Trevor looked up. "You really gonna let him walk through that?"

Everett raised an eyebrow.

"He's got non-slip shoes. And a lesson waiting."

Fifteen minutes later, Marcus came into the break room with a bruised ego, damp pant legs, and a towel in his hand.

"I handled it," he said, to no one in particular.

Jude clapped. "Did you? Or did the towel do the real work?"

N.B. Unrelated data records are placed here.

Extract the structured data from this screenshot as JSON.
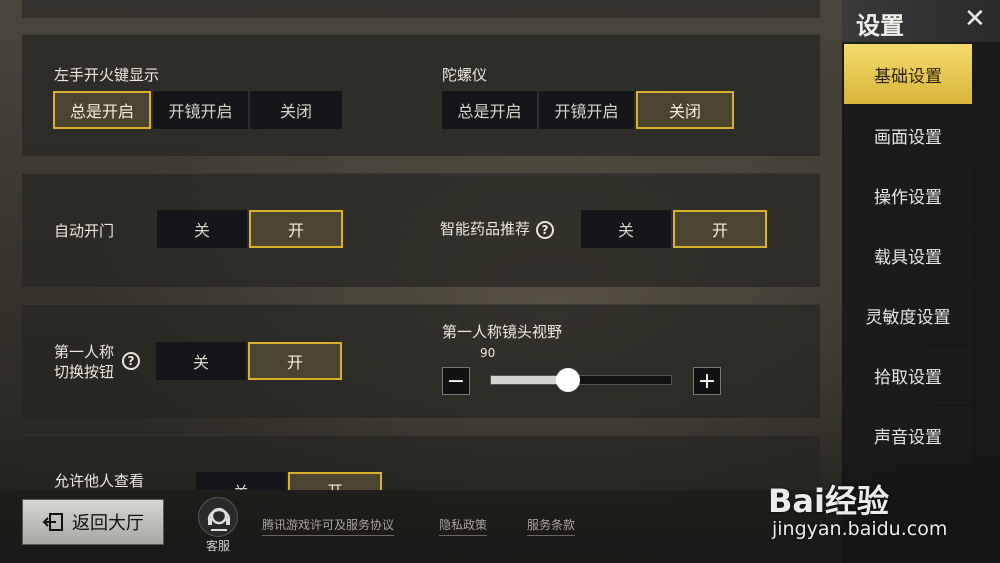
{
  "settings": {
    "fire_display": {
      "label": "左手开火键显示",
      "options": [
        "总是开启",
        "开镜开启",
        "关闭"
      ],
      "selected": "总是开启"
    },
    "gyro": {
      "label": "陀螺仪",
      "options": [
        "总是开启",
        "开镜开启",
        "关闭"
      ],
      "selected": "关闭"
    },
    "auto_door": {
      "label": "自动开门",
      "options": [
        "关",
        "开"
      ],
      "selected": "开"
    },
    "med_recommend": {
      "label": "智能药品推荐",
      "options": [
        "关",
        "开"
      ],
      "selected": "开"
    },
    "fpp_toggle": {
      "label_line1": "第一人称",
      "label_line2": "切换按钮",
      "options": [
        "关",
        "开"
      ],
      "selected": "开"
    },
    "fpp_fov": {
      "label": "第一人称镜头视野",
      "value": "90",
      "fraction": 0.43,
      "minus": "−",
      "plus": "+"
    },
    "allow_view": {
      "label": "允许他人查看",
      "options": [
        "关",
        "开"
      ],
      "selected": "开"
    },
    "help_icon": "?"
  },
  "sidebar": {
    "title": "设置",
    "close": "✕",
    "items": [
      "基础设置",
      "画面设置",
      "操作设置",
      "载具设置",
      "灵敏度设置",
      "拾取设置",
      "声音设置"
    ],
    "active": "基础设置"
  },
  "footer": {
    "back": "返回大厅",
    "support": "客服",
    "links": [
      "腾讯游戏许可及服务协议",
      "隐私政策",
      "服务条款"
    ]
  },
  "watermark": {
    "brand": "Bai经验",
    "url": "jingyan.baidu.com"
  },
  "colors": {
    "accent": "#d9b02c",
    "active_tab": "#f0d060"
  }
}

Marcus tossed it into the bin, defeated.

"I don't understand how he just… exists."

Trevor offered him half a sandwich.

"You will," he said. "Eventually."

That night, I was walking past the mop closet when I saw Everett inside.

He was folding towels again.

One after another.

Calm. Precise.

I leaned in the doorway.

"Do you miss it?" I asked.

"Miss what?"

"Whatever it was you were before this."

He didn't answer right away.

Folded one more towel.

Then looked up and said:

"I think I'm finally becoming who I was meant to be."

I walked back toward the hallway, passing Jude and Trevor as they debated whether disinfectant wipes or bleach solution was the superior tool for existential crises.

"I'm just saying," Jude said, "I've handled spiritual trauma. Certified."

Trevor didn't even look up. "You lit a holy water font on fire."

"Yeah. Certified."

And for the first time all week, I felt… okay.

Not certain.

But steady.

Like maybe some baptisms don't come with water.

Just a bucket.

A towel.

And a friend who never quite tells you the whole story—because he knows the best ones are the kind you clean slowly, layer by layer, together.